Over the past eight days, the US-China relationship got notably hotter. None of the new developments detailed below is big enough by itself to kill hopes for better relations next year, but collectively they point in a dangerous direction.
US jabs over Hong Kong: On September 14, the US State Department issued a travel warning for the city because of what it calls China's "arbitrary enforcement of local laws" by police. The US is closely monitoring the case of 10 people detained by China while attempting to flee to Taiwan by boat. China's response to US criticism of its new security law in Hong Kong remains muted. That could change if relations deteriorate further.
Action on forced labor in Xinjiang: Also on September 14, US Customs and Border Protection issued import bans on computer parts, clothing, cotton, and hair products made at five facilities in China's Xinjiang region following accusations that they're made by slave labor. Xinjiang is home to most of China's Muslim Uighur ethnic minority, and Beijing has faced accusations from multiple countries that much of this population has been forced into internment camps. The economic impact of this action is limited, but China has reason to fear that other governments might follow the US' lead.
US strikes China's Belt and Road project: On September 15, the US Treasury Department unveiled sanctions against Union Development Group, a state-owned Chinese company, for the seizure and demolition of land in Cambodia as part of a construction project associated with China's Belt and Road Initiative. Here too the economic impact will be limited, but this is the first time the US has issued this type of sanction for actions directly related to China's signature international investment and development project.

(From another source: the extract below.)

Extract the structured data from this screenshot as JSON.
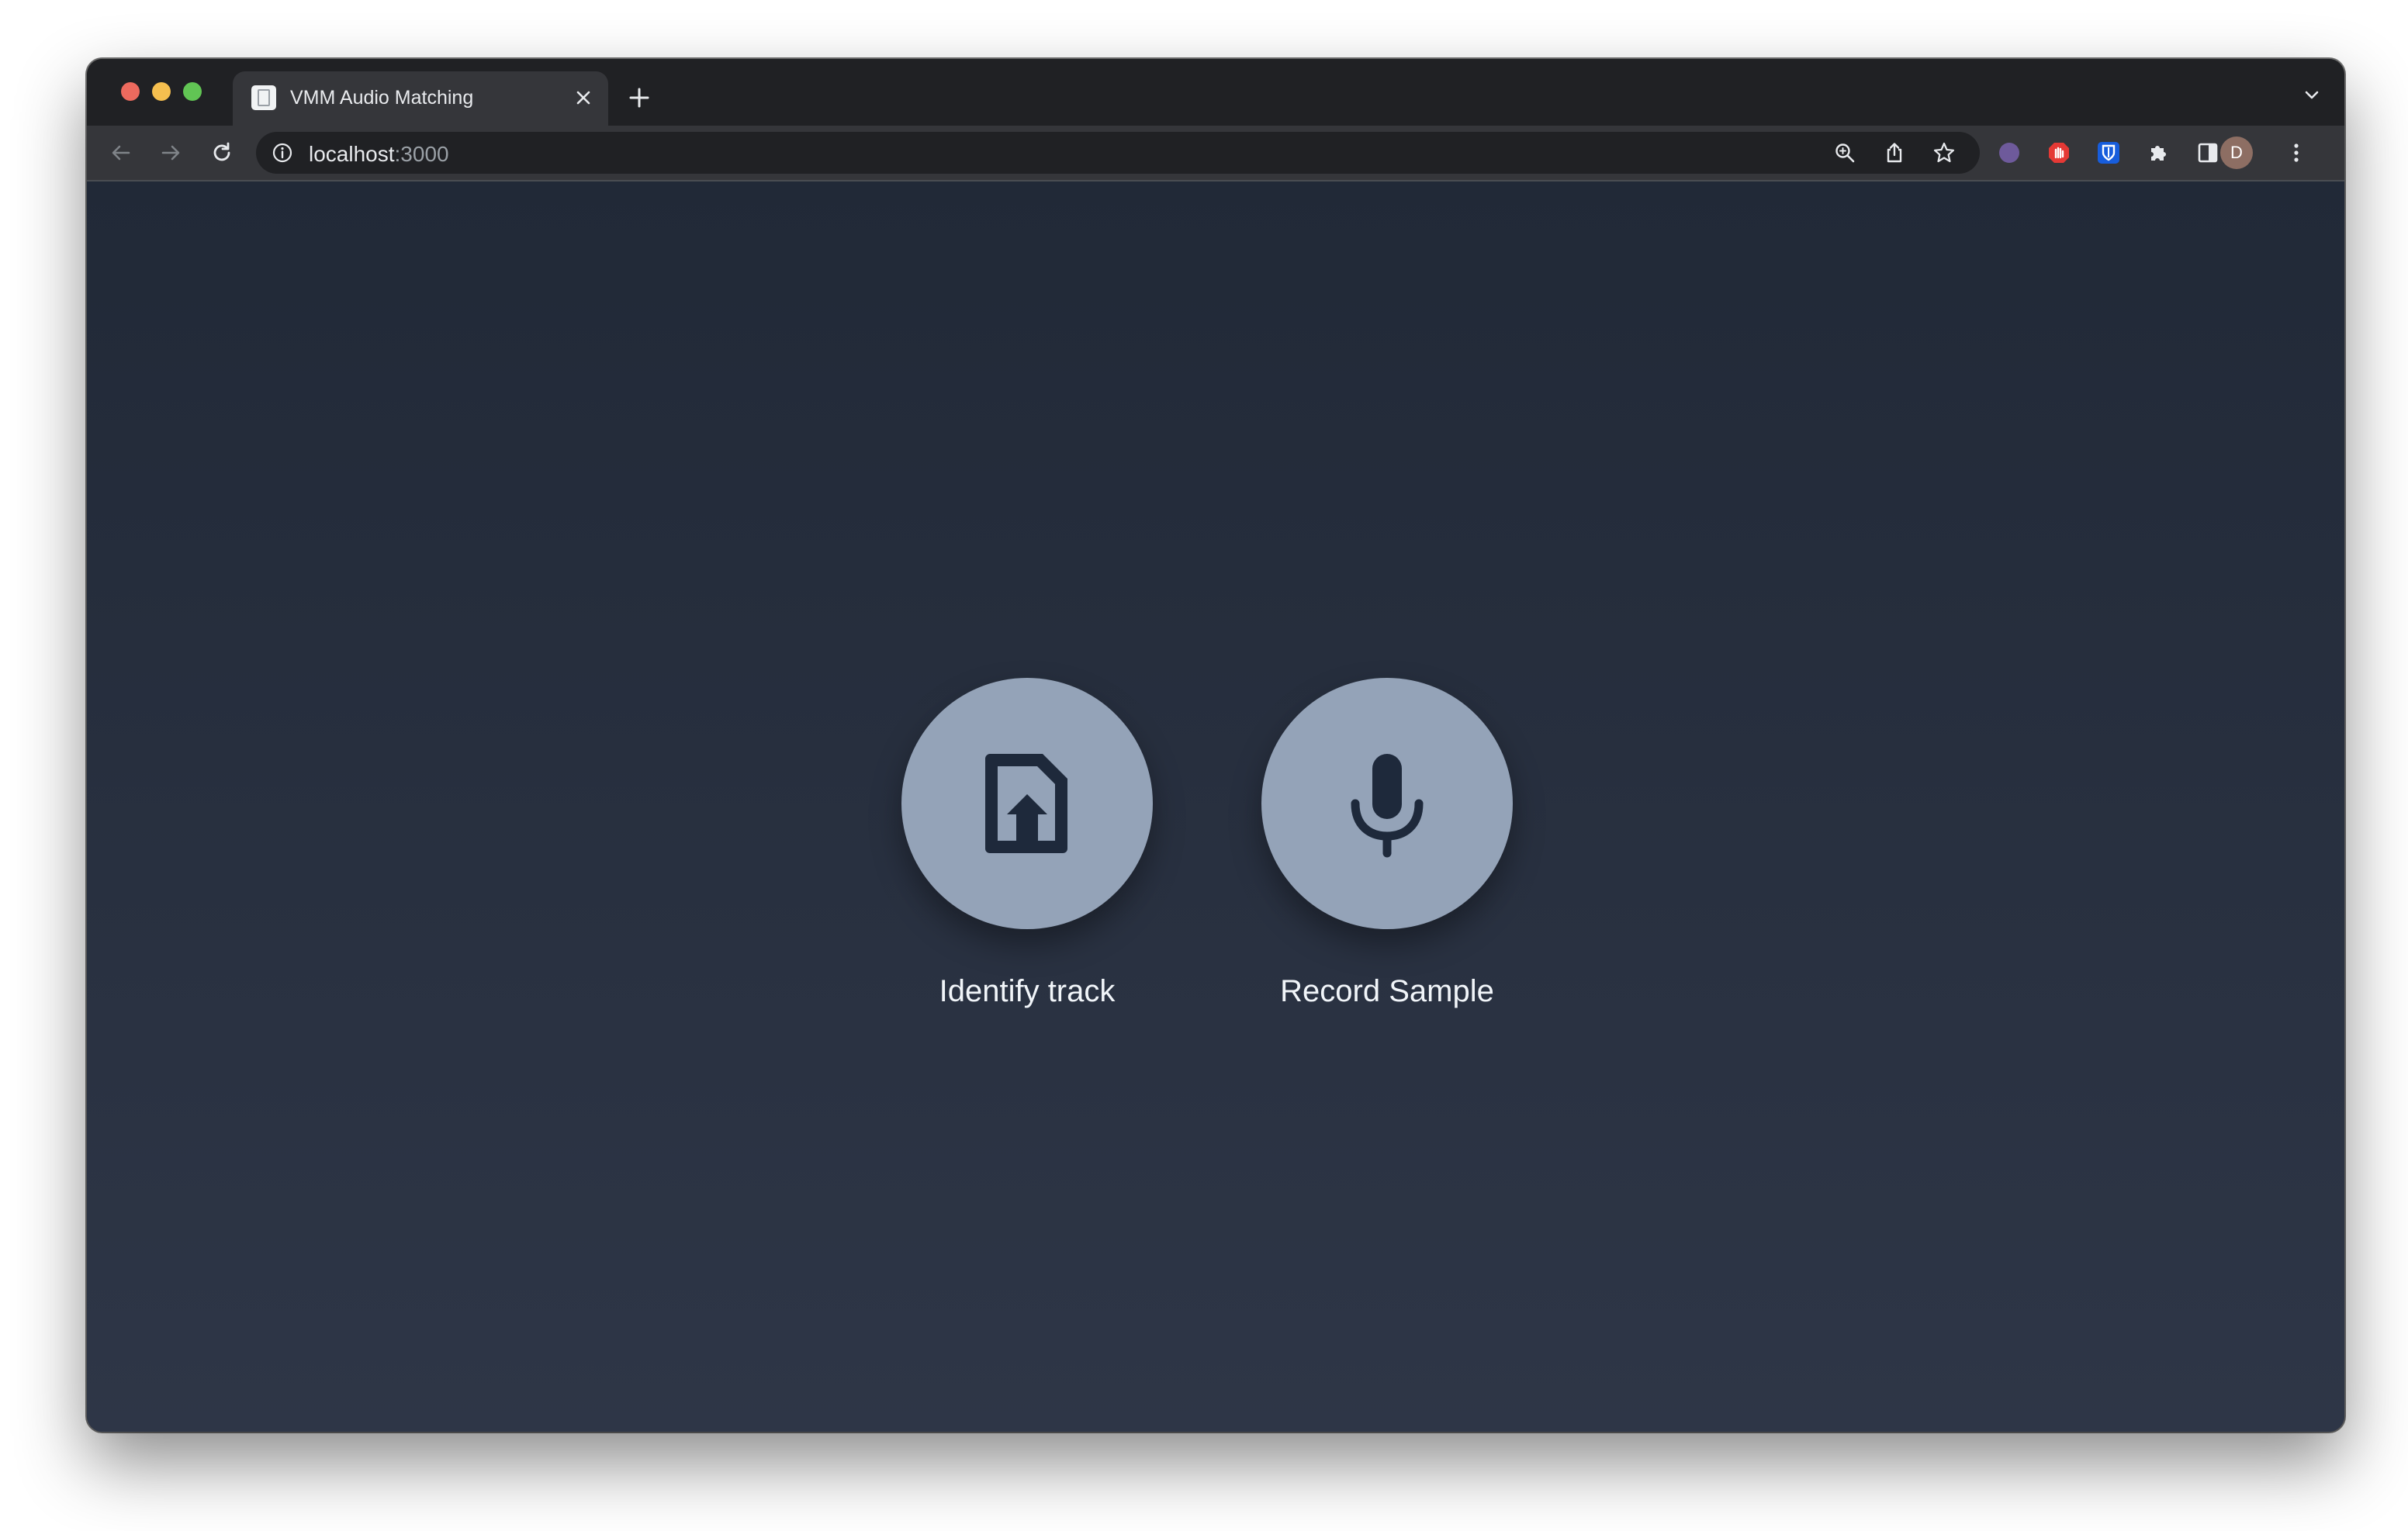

US ban on China's TikTok and WeChat: On September 18, the Trump administration moved to block WeChat and TikTok from operating in the US on national security grounds, setting up a long legal battle. For now, a tentative deal involving US firms Oracle and Walmart will allow US downloads of TikTok to continue, but confusion within the administration over its terms could still kill it.
New tensions over Taiwan: On September 19, US Undersecretary of State Keith Krach visited Taiwan, which Beijing insists is a renegade Chinese province, to attend a memorial for former president Lee Teng-hui, and to discuss the opening of a new US-Taiwan Economic and Commercial Dialogue. Krach is the second notable US visitor to the island in two months. In both cases, Beijing responded with a show of force, this week by launching military exercises and sending 16 fighter jets and two bombers careening through Taiwan's airspace. The US is reportedly also considering the sale of long-range missiles to Taiwan in the coming weeks. China has responded with threats of sanctions against US companies.
China flashes a trade weapon: Beijing faces domestic pressure to push back harder on the tougher Trump administration line. On September 19, China's Commerce Ministry took a big step in that direction. By publishing a "Provisions on the Unreliable Entities List," the Chinese government issued a stern warning that further steps to block supplies of critical technologies to Chinese companies will draw retaliation against at least one high-profile US firm. More multinationals may find themselves caught in the crossfire.
A turning point? All this comes in the lead up to a US election that will prove pivotal for the world's most important bilateral relationship. How will the outcome change things? China would love to know.
The current Cold War logic suggests that if Democratic candidate Joe Biden wins, China may test him to look for signals of a change in US strategy. If President Trump is re-elected, these latest escalations might prove a sign of bigger fights to come.